Comment le gaming leur a sauvé la vie

Texte : Étienne Caillebotte
Photo : MARV WATSON

On décrit trop souvent (à tort) les jeux vidéo comme un refuge permettant d’échapper au monde réel. Les destins de Yiliang, Soren, Zaqueri ou Nicholas prouvent que le gaming peut être salvateur, ouvrant la voie de l’émancipation. Voire un moyen de survie. 

À l’instar du sport traditionnel, de nombreux athlètes eSport ont eu un parcours atypique, voire semé d’embûches, avant d’être propulsés sous le feu des projecteurs. On vous présente le parcours de quatre joueurs dont le destin aurait été bien différent s’ils n’avaient pas consacré une partie de leurs vies au virtuel. 

Yiliang « Doublelift » Peng 
gamer pro SDF
Yiliang Doublefift

© Riot Games

« Bonjour, je m’appelle Doublelift, ancien joueur d’EG et je suis devenu SDF ». Voici comment débute le long message posté par Yiliang « Doublelift » Peng sur Reddit en 2012. Ce jour-là, Yiliang vient de quitter le domicile familial après une énième rixe avec sa mère.
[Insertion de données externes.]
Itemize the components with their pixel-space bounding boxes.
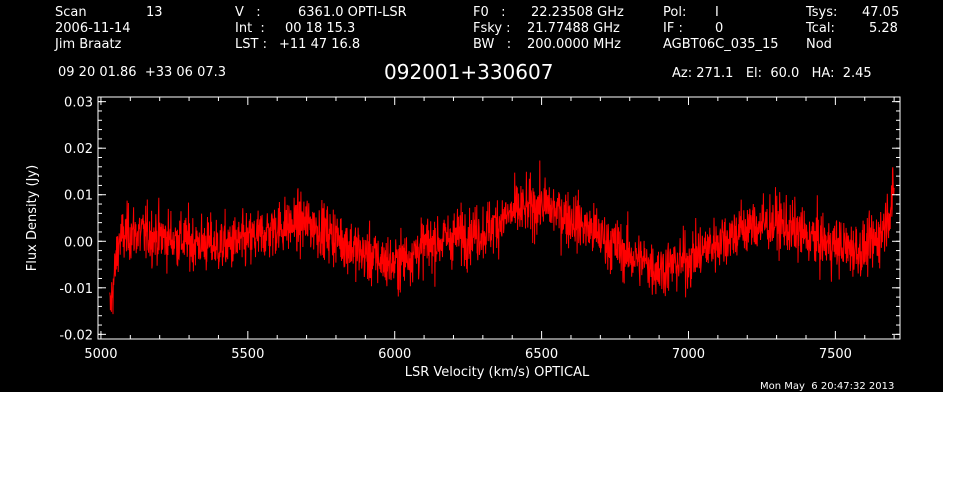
- tsys-label: Tsys:: [806, 5, 838, 20]
- tcal-label: Tcal:: [806, 21, 835, 36]
- y-axis-ticks: -0.02 -0.01 0.00 0.01 0.02 0.03: [59, 96, 900, 343]
- observer-name: Jim Braatz: [55, 37, 122, 52]
- plot-timestamp: Mon May 6 20:47:32 2013: [760, 381, 895, 392]
- project-id: AGBT06C_035_15: [663, 37, 779, 52]
- scan-value: 13: [146, 5, 163, 20]
- source-coordinates: 09 20 01.86 +33 06 07.3: [58, 65, 227, 80]
- y-tick-label: 0.01: [64, 189, 93, 204]
- velocity-label: V :: [235, 5, 261, 20]
- fsky-label: Fsky :: [473, 21, 511, 36]
- source-name: 092001+330607: [384, 60, 554, 84]
- y-tick-label: -0.01: [59, 282, 93, 297]
- y-tick-label: -0.02: [59, 328, 93, 343]
- obs-date: 2006-11-14: [55, 21, 131, 36]
- trace-layer: [109, 160, 895, 315]
- lst-value: +11 47 16.8: [279, 37, 361, 52]
- plot-frame: [97, 96, 901, 340]
- y-tick-label: 0.02: [64, 142, 93, 157]
- f0-label: F0 :: [473, 5, 506, 20]
- scan-label: Scan: [55, 5, 87, 20]
- x-tick-label: 7000: [672, 347, 705, 362]
- integration-value: 00 18 15.3: [285, 21, 356, 36]
- obs-mode: Nod: [806, 37, 832, 52]
- x-tick-label: 5500: [231, 347, 264, 362]
- y-tick-label: 0.00: [64, 235, 93, 250]
- x-tick-label: 5000: [84, 347, 117, 362]
- bw-value: 200.0000 MHz: [527, 37, 621, 52]
- spectrum-chart: 5000 5500 6000 6500 7000 7500 -0.02 -0.01 0.00 0…: [25, 96, 901, 380]
- x-tick-label: 6500: [525, 347, 558, 362]
- pointing-info: Az: 271.1 El: 60.0 HA: 2.45: [672, 66, 872, 81]
- y-axis-label: Flux Density (Jy): [25, 165, 40, 271]
- x-tick-label: 6000: [378, 347, 411, 362]
- pol-value: I: [715, 5, 719, 20]
- lst-label: LST :: [235, 37, 267, 52]
- tcal-value: 5.28: [869, 21, 898, 36]
- x-axis-label: LSR Velocity (km/s) OPTICAL: [405, 365, 590, 380]
- integration-label: Int :: [235, 21, 265, 36]
- tsys-value: 47.05: [862, 5, 900, 20]
- velocity-value: 6361.0 OPTI-LSR: [298, 5, 407, 20]
- spectrum-trace: [109, 160, 895, 315]
- f0-value: 22.23508 GHz: [531, 5, 624, 20]
- x-tick-label: 7500: [819, 347, 852, 362]
- bw-label: BW :: [473, 37, 512, 52]
- if-label: IF :: [663, 21, 683, 36]
- x-axis-ticks: 5000 5500 6000 6500 7000 7500: [84, 97, 895, 362]
- pol-label: Pol:: [663, 5, 687, 20]
- plot-panel: Scan 13 2006-11-14 Jim Braatz V : 6361.0…: [0, 0, 943, 392]
- y-tick-label: 0.03: [64, 96, 93, 111]
- fsky-value: 21.77488 GHz: [527, 21, 620, 36]
- if-value: 0: [715, 21, 724, 36]
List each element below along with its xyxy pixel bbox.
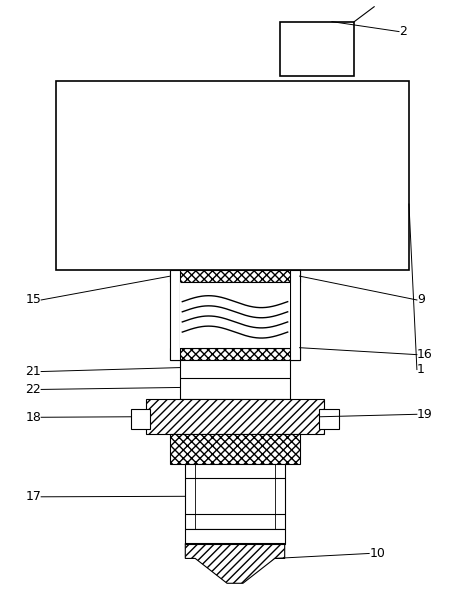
Text: 15: 15: [25, 294, 41, 307]
Bar: [170, 270, 180, 359]
Bar: [185, 528, 285, 544]
Text: 1: 1: [417, 363, 425, 376]
Bar: [180, 359, 290, 400]
Bar: [180, 282, 290, 348]
Bar: [131, 410, 150, 429]
Bar: [290, 270, 300, 359]
Text: 22: 22: [25, 383, 41, 396]
Text: 2: 2: [399, 25, 407, 38]
Text: 19: 19: [417, 408, 432, 421]
Bar: [170, 348, 300, 359]
Text: 9: 9: [417, 294, 425, 307]
Text: 17: 17: [25, 491, 41, 504]
Bar: [170, 434, 300, 464]
Text: 18: 18: [25, 411, 41, 424]
Text: 10: 10: [369, 547, 385, 560]
Text: 16: 16: [417, 348, 432, 361]
Text: 21: 21: [25, 365, 41, 378]
Polygon shape: [185, 544, 285, 583]
Bar: [319, 410, 340, 429]
Bar: [280, 22, 354, 76]
Bar: [185, 464, 285, 528]
Bar: [56, 82, 409, 270]
Bar: [146, 400, 325, 434]
Bar: [170, 270, 300, 282]
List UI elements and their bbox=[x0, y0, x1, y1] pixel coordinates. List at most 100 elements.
Une dispute qui avait débuté suite à son refus d’intégrer UCLA, l’Université de Californie à Los Angeles. « Je ne savais pas quoi faire à l’époque, rembobine Yiliang. À 18 ans, je ne pensais à rien. Je cherchais un moyen de subvenir à mes besoins pour devenir autonome, ne plus avoir à revenir supplier mes parents. Je me suis dit que j’étais bon aux jeux vidéo, et que j’allais faire tout ce que je pouvais pour en vivre. »

© YouTube // G|League 

Yiliang est accueilli par Travis Gafford, un journaliste qui anime State of The League, un show sur League of Legends très suivi par la communauté. Tout est mis à sa disposition pour qu’il puisse réussir sa carrière. Pendant des semaines, Yiliang est nourri, logé et blanchi, jusqu’à ce qu’il obtienne un essai pour intégrer Counter Logic Gaming, l’une des meilleures équipes du monde. Un nouveau statut qui lui permet de décoller, et de devenir l’un des joueurs les plus suivis de la planète. « J’ai toujours pensé que je pourrais faire quelque chose de différent, raconte-t-il. Quelque chose qui avait plus de sens que de rester travailler dans un laboratoire toute la journée. »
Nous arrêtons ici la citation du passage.